As with his drawings, Stephen Talasnik sculptures range in size from intimate to very large.  Examples of the latter include several outdoor, site specific installations: "Stream" 2010 and "Shackleton" 2012 both at Storm King Art Center, Mountainville, NY and "Floating World" at Denver Botanic Gardens, Denver, CO in 2012.*

* Catalogue available


The Washington Post
December 14, 2014, section E4

“In the Galleries / Playful perspectives on points of view"
by Mark Jenkins

Stephen Talasnik

Using nothing more than a hard pencil and soft paper, Stephen Talasnik constructs something like towers and trestles.   His drawings in “Linear Transformations, Structures of Questionable Origins” at the Marsha Mateyka Gallery, resemble architectural and machine-part renderings.   Yet they’re neither modeled on nor representative of actual things.   The New York artist was shaped by his childhood in a largely industrial neighborhood of Philadelphia, but he transforms those shipyards and refineries into something poetic and ethereal.

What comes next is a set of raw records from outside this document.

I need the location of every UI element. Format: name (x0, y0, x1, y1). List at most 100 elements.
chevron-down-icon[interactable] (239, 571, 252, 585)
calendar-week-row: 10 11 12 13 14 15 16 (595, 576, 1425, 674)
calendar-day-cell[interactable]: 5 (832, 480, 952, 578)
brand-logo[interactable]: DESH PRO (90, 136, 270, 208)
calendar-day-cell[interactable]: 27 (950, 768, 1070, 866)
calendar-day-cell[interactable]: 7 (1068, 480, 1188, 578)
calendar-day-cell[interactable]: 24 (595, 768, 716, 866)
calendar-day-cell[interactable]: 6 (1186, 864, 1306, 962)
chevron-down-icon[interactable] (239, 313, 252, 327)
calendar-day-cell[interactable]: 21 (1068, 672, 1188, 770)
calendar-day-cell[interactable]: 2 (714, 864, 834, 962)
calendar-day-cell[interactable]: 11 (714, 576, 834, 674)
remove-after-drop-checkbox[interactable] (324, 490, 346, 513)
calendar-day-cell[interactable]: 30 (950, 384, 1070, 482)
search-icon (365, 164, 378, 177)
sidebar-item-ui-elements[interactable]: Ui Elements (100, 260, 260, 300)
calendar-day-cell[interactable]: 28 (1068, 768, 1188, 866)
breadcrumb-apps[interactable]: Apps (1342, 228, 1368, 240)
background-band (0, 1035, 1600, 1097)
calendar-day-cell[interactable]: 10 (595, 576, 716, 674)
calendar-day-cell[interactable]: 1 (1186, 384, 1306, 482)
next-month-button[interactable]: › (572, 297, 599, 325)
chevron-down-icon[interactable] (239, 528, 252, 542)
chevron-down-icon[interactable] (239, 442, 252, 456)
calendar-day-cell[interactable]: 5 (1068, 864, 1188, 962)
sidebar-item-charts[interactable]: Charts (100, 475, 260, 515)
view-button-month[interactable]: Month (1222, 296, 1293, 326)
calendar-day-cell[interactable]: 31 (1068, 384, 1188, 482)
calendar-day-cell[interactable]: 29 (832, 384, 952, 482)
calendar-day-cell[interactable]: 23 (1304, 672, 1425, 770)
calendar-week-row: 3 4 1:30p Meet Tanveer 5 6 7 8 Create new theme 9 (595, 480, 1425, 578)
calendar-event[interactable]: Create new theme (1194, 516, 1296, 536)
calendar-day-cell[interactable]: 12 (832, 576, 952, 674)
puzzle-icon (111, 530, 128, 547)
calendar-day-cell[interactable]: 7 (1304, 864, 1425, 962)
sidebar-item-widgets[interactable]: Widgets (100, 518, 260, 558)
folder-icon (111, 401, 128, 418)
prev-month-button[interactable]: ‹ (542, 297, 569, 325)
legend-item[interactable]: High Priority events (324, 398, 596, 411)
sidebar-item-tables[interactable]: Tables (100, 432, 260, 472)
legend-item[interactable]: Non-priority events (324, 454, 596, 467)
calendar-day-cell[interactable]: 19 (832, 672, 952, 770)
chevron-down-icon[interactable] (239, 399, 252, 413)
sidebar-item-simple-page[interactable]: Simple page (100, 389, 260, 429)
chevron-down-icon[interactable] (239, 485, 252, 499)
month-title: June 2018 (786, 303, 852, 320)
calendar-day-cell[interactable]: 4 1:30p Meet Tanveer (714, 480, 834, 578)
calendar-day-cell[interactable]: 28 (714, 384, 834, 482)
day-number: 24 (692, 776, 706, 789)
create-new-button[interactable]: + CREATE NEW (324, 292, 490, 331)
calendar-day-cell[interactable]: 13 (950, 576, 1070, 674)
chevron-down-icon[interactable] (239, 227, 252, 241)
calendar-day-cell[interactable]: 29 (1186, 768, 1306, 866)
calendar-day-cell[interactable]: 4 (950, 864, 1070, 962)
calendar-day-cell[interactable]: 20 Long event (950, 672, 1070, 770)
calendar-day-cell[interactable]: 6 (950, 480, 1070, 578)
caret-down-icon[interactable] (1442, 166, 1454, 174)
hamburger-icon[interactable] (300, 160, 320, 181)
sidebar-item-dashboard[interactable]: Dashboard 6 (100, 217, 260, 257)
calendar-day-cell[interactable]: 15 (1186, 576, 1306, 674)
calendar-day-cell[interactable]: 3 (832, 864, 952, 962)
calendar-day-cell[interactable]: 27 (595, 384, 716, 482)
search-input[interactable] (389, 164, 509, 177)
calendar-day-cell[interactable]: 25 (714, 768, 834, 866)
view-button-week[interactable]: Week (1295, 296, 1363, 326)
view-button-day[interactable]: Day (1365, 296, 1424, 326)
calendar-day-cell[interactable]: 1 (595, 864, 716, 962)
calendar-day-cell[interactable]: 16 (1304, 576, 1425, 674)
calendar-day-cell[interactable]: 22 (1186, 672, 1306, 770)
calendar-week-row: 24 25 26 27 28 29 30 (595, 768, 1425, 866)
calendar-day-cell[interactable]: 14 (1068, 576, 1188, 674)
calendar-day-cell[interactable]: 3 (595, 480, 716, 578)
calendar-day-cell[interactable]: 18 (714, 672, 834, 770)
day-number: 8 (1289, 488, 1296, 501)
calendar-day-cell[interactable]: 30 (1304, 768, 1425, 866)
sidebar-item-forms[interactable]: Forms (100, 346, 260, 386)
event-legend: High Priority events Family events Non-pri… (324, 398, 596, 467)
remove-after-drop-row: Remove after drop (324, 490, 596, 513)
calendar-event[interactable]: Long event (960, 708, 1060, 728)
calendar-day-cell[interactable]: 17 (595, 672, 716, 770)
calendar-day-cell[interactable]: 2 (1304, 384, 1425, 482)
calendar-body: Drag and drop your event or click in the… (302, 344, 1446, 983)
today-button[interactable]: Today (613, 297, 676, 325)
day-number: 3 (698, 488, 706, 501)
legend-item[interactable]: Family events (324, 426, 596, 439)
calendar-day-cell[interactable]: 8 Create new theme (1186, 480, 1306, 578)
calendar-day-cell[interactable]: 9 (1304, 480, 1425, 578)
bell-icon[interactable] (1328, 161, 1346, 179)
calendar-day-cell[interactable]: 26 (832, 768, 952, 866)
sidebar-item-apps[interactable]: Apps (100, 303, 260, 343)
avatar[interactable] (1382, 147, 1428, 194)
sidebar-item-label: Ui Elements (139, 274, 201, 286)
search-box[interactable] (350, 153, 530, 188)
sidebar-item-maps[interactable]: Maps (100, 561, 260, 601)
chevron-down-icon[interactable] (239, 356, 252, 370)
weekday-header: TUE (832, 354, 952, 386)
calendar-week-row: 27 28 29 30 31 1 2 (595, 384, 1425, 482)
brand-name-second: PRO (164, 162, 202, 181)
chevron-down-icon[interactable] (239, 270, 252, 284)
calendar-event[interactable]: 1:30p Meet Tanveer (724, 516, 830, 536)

Talasnik doesn’t build up the drawings, but he does excavate them, digging into the paper with erasers and honed graphite tips.  This gives an engraved appearance to some of his pictures, which resemble etchings even though the sharpest thing that’s touched them is a pencil point.  Standouts such as the six-foot-high “Propellor” have a softer look, due to both the heavily worked paper and the range of rich grays.

Since 2001, the artist has been expanding his style into sculpture, assembled from wooden sticks bonded by gobs of clear polymer. (As in his drawings, Talasnik contrasts refined totalities with rough details.)  The 3-D works here suggest baskets as well as steel latticework, but the most striking one, “Leaning Tower”, is the least delicate.  The small wooden wall piece is coated with pulverized stone, giving it a monumental quality.  It’s as if Talasnik is signaling his readiness to stop engineering and start building.